Błędne dane? Prosimy o powiadomienie nas hi@itinari.com.
Ta historia podróży jest tłumaczona przy pomocy technologii.
Tekst ten został przetłumaczony na Polski z oryginalnego języka English.
Hotel Sanderson to bogate "Urban Spa" w samym sercu londyńskiego West Endu. Oferuje on odosobnienie od zgiełku miasta w świat fantazji i dobrego samopoczucia. Przełomowy budynek z lat 50. został przekształcony przez Philippe'a Starcka w surrealistyczny świat marzeń, przypominający Cocteau, uosabiający "nowy luksus", który jest sprytny, stonowany i odprężony zdrową dawką dowcipu i ironii. Przy braku "normalnych" ścian i szklanej fasady od podłogi do sufitu, która dyfunduje naturalne światło przez przepływające warstwy eterycznych zasłon, wewnętrzne/zewnętrzne lobby Sandersona to warstwowe i wyrafinowane środowisko, które jest całkowicie oryginalne.
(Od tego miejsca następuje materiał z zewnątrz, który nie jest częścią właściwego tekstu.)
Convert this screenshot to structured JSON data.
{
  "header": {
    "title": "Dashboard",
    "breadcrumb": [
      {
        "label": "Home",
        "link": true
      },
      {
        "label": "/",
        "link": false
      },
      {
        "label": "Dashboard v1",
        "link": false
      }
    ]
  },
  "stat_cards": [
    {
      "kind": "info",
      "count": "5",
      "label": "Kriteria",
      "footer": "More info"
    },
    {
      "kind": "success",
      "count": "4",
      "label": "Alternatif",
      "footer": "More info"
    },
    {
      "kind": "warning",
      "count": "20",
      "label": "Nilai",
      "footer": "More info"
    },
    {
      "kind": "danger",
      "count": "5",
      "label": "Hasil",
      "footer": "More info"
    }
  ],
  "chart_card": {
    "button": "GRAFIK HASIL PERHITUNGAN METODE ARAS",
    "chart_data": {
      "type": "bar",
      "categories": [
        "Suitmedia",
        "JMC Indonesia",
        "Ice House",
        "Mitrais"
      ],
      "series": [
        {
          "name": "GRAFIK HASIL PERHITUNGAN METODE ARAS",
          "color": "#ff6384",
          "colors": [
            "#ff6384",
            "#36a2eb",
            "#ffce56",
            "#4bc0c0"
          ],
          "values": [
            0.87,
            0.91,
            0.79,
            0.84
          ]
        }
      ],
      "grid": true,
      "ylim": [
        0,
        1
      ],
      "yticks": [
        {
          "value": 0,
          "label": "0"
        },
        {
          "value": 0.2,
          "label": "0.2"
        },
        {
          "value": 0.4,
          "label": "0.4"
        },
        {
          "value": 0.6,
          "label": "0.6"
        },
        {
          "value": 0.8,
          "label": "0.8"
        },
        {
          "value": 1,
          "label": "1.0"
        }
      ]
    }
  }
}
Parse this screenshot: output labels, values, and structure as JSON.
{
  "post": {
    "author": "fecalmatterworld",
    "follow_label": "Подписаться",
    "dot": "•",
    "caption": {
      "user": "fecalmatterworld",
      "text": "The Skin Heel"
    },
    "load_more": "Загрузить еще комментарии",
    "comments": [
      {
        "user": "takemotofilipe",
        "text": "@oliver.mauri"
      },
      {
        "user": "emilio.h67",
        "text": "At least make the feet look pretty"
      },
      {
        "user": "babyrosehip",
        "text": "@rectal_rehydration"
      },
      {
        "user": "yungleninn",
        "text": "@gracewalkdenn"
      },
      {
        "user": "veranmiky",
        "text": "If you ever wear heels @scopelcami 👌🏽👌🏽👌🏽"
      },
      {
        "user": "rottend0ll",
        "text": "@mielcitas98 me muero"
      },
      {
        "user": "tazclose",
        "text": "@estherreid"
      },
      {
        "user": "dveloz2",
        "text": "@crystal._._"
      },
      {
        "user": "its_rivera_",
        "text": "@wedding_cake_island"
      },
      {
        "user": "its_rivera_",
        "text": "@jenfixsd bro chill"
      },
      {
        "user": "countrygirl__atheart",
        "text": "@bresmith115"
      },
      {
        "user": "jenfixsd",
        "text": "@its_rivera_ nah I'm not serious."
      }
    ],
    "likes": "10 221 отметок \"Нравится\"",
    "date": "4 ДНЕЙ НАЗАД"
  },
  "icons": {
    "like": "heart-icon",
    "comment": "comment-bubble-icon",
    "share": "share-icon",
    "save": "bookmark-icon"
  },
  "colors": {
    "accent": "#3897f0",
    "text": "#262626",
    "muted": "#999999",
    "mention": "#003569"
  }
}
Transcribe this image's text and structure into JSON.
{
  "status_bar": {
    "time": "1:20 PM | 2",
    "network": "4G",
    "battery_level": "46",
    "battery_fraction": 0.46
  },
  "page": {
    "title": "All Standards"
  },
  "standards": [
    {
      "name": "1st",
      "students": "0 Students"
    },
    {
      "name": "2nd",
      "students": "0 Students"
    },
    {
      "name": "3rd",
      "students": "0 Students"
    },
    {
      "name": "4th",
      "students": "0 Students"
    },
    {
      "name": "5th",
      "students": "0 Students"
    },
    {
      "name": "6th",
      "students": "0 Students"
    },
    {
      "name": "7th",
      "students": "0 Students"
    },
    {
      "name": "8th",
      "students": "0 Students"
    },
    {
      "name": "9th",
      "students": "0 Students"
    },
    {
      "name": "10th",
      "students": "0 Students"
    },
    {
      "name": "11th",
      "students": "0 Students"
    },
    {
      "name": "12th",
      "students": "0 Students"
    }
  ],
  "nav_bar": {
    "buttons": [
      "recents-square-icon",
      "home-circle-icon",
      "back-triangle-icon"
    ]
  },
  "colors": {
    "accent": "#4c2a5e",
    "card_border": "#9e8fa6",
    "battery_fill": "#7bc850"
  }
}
Wizjonerski styl Starcka łączy barokowy i nowoczesny, otaczając niezwykły Ogród Dziedzińców zaprojektowany przez Philipa Hicka, zestawiając przeklęte czerwone usta Salvadora Dali z klasyczną mozaiką lat 60-tych i ręcznie rzeźbionymi meblami afrykańskimi z ponadwymiarowym pancerzem Ludwika XV. Rezultat łączy dowcip, magię i niespodziankę w eleganckim, równoważącym ekstrawagancję i czystą prostotę aranżacji.
Chcesz zaplanować podróż tutaj? Porozmawiaj z asystentką podróży AI, Mayą.